Martin Buber Cuentos jasídicos
Cuando era niño, en mi pueblo, llamábamos cristiano (cristià en dialecto ascolano) a toda persona humana. Durante mucho tiempo pensé que “cristiano” era simplemente el nombre que se usaba para referirse a los seres humanos. Para mí esta palabra no tenía un significado religioso. Y la mayor parte de mi gente la usaba en el lenguaje corriente sin saber que había nacido de la religión. Cristianos eran los hombres, cristianas eran las mujeres.
Cuando un desconocido llamaba a la puerta, antes de que hablara, ya se sabía su nombre: era un cristiano – "è nu cristià", decía mi abuelo. Mucho más tarde aprendí que cristianos fue el nombre que recibieron en Antioquía los hombres y las mujeres que seguían a Jesús. Cristianos eran los buenos y cristianos los malos (“ese es un mal cristiano”); cristianos los sanos y cristianos los enfermos. Visto de este modo, también los moabitas y los arameos eran cristianos, como cristiano era el hijo de Jonatán "tullido de ambos pies". «Llega un pobre cristiano», habrían dicho nuestros abuelos si lo hubieran visto llegar renqueando por el camino de casa. Lo dijeron muchas veces durante las guerras. Tuvieron que pasar muchos siglos de historia, de amor y de dolor para que, en Europa, cristiano se convirtiese en sinónimo de hombre. Hoy lo hemos olvidado. Las guerras entre cristianos y los campos de concentración nos lo han hecho olvidar, a nosotros y a los demás. Pero si en las Antioquías de mañana a los cristianos se les llama hombres, será porque habrán aprendido de nuevo a reconocer a las víctimas que llegan a las ciudades y llaman a las puertas de las casas, y habrán sabido acogerlos como cristianos.
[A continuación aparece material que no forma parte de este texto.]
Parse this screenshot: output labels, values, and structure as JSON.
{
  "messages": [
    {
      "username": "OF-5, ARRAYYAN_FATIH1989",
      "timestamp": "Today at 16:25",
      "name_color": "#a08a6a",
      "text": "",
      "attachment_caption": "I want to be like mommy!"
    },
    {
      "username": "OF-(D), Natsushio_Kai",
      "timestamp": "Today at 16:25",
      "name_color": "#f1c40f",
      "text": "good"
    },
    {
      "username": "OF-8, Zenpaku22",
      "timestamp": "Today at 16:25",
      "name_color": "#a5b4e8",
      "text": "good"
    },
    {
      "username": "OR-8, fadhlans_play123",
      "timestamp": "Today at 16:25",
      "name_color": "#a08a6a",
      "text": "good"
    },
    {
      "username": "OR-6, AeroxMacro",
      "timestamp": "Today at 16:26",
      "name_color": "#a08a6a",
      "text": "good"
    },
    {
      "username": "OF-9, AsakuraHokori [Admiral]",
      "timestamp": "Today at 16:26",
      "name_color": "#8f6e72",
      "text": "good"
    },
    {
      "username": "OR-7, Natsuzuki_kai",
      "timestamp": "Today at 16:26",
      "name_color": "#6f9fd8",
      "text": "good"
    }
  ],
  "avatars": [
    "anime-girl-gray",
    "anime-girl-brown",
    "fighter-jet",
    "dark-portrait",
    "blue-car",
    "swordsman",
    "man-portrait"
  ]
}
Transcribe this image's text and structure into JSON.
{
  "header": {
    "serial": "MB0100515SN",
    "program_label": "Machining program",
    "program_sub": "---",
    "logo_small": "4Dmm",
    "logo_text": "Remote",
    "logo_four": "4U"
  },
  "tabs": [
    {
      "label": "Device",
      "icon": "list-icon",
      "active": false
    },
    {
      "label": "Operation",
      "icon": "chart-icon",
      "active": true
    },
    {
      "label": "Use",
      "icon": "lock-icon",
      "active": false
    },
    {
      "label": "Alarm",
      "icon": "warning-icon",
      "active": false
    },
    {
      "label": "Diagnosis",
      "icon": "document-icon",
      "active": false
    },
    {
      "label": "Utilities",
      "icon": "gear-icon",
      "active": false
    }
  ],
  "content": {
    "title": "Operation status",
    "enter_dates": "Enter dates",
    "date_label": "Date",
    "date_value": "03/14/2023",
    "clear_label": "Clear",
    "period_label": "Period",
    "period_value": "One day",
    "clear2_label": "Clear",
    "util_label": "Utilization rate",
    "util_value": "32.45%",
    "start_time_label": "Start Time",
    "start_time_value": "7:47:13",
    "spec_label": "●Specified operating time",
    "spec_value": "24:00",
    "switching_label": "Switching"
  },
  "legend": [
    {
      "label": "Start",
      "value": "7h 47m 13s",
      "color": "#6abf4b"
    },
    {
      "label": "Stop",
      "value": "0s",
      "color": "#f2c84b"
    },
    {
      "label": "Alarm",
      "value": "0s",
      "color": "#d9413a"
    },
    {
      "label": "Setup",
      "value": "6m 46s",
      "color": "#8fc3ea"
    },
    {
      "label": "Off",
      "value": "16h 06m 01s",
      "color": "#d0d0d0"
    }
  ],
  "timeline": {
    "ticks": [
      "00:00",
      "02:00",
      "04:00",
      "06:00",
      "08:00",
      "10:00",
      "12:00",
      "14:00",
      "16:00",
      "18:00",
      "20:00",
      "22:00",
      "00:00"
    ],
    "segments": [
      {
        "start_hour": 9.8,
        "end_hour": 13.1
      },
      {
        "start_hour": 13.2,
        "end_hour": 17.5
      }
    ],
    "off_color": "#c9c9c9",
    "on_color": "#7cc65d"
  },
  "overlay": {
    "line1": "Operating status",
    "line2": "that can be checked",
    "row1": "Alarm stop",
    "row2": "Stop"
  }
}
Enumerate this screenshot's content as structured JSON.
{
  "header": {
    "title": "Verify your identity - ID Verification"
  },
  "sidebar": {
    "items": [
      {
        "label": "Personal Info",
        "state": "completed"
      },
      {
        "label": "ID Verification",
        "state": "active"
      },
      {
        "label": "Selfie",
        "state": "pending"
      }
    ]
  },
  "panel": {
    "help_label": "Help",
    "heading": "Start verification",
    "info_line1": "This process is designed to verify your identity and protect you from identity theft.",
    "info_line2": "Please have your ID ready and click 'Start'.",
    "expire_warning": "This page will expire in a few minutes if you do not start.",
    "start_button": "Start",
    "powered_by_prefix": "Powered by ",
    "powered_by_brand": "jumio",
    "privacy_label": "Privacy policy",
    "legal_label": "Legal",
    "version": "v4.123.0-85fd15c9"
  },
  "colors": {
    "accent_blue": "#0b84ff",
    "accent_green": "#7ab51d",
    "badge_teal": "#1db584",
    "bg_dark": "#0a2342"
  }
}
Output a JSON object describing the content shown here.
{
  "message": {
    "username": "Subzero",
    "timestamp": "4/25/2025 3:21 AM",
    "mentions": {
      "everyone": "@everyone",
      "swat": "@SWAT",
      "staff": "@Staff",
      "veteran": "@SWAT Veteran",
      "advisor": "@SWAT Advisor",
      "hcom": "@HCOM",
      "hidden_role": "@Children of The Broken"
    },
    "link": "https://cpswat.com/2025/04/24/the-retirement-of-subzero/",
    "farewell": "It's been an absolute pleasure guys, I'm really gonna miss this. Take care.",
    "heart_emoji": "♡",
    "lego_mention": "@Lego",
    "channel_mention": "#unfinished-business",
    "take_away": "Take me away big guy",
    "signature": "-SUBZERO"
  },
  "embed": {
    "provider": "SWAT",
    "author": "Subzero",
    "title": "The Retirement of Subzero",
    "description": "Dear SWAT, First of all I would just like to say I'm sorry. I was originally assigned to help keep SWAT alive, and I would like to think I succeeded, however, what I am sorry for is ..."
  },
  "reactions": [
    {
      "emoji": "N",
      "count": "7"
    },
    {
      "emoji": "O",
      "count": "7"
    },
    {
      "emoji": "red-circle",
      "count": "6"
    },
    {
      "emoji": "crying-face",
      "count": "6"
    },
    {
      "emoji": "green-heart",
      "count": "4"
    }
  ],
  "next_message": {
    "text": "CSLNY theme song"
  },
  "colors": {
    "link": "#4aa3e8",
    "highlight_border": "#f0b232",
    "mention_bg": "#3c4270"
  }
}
«El Señor dio a David la victoria en todas sus campañas» (2 Samuel 8,14). Cuando una nueva clase dirigente llega al poder suele desacreditar a la clase política derrotada, mediante una reconstrucción ideológica del pasado. Es una operación muy frecuente y muy sencilla para legitimarse éticamente. La Biblia conoce muy bien esta técnica retórica y la usa muchas veces, dada la importancia que para su humanismo tiene la lectura de la historia desde la perspectiva de Dios. El éxito militar y político de David es un ejemplo conocido y relevante de esta técnica narrativa. Son pasajes construidos por una mano muy hábil en el uso de materiales antiguos, con la finalidad de crear el “mito” político de David y de Israel. Es la apoteosis de la religión económico-retributiva, que interpreta el éxito como bendición divina y la derrota (ajena) como maldición. Hoy sabemos que la llegada de David al trono fue mucho más controvertida y ambivalente de lo que el autor de los libros de Samuel parece querer contar. David, en realidad, resultó vencedor al final de una dura y larga guerra civil contra Saúl y sus hijos. Muchos materiales, distintos y no alineados, fueron eliminados o alterados. Pero algunos sobrevivieron, con frecuencia a pesar del propio autor. Los grandes libros lo son porque han sabido resistir las manipulaciones y los narcisismos de sus autores. Pero en la Biblia, junto a la ideología de sus autores, gracias a Dios, estamos, y debemos estar, también nosotros.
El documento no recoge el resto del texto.